In the first report by the Economic Empowerment in Strategic Regions (EESR) Subcommittee, the chairman, General Dan Christman of the U.S. Chamber of Commerce presented the Subcommittee’s goals. The Subcommittee was established to review the Department’s draft EESR Framework for Action and offer comments and recommendations. The EESR initiative seeks to promote private sector engagement for the purpose of sustainable job creation in strategic regions where poverty and unemployment help fuel support for extremism. The three EESR pilot regions are the Pakistan/Afghan border areas, Iraq and Mindanao (southern Philippines).

The specific goals of EESR include:

  • To create new jobs;
  • Improve local business skills;
  • Establish and expand formal businesses;
  • Support small entrepreneurs; and
  • Complement and capitalize on existing development efforts.

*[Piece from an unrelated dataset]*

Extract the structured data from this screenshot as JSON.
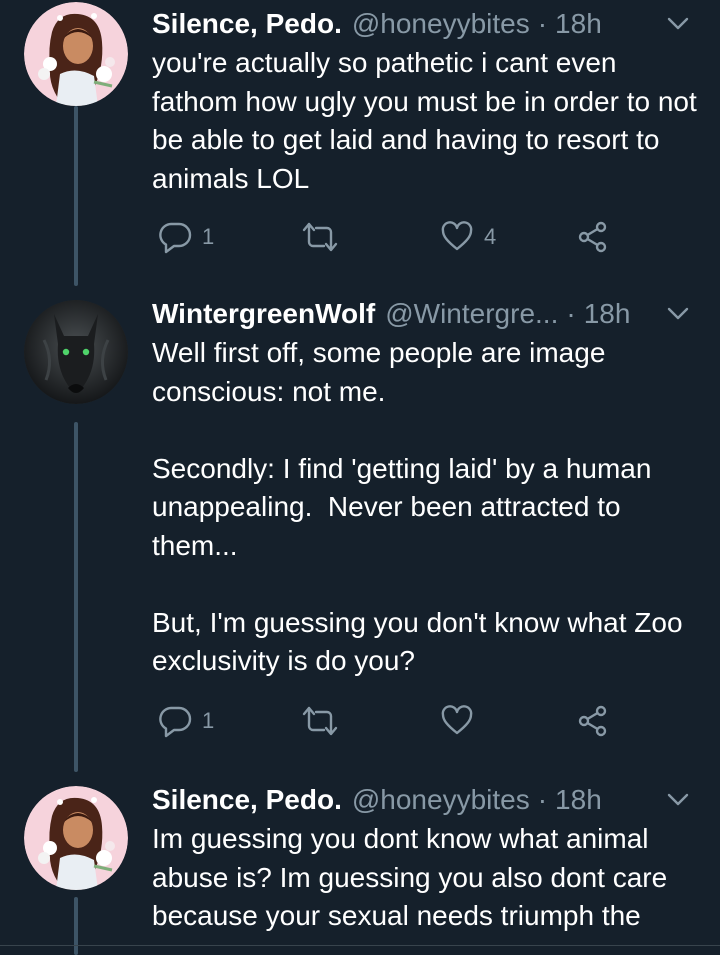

Among the Subcommittee’s recommendations were the following:

  • Need to prioritize the challenges and tools for risk mitigation;
  • Develop 2-track strategies (business models based on existing; conditions, and strategy to improve business climate);
  • Engage early-on with local leaders and stakeholders; and
  • Need to address market institutional reforms.

Closing

In closing, Chair Mike Gadbaw and Assistant Secretary Sullivan thanked the members for their participation and requested suggestions for topics to be discussed at future Committee meetings.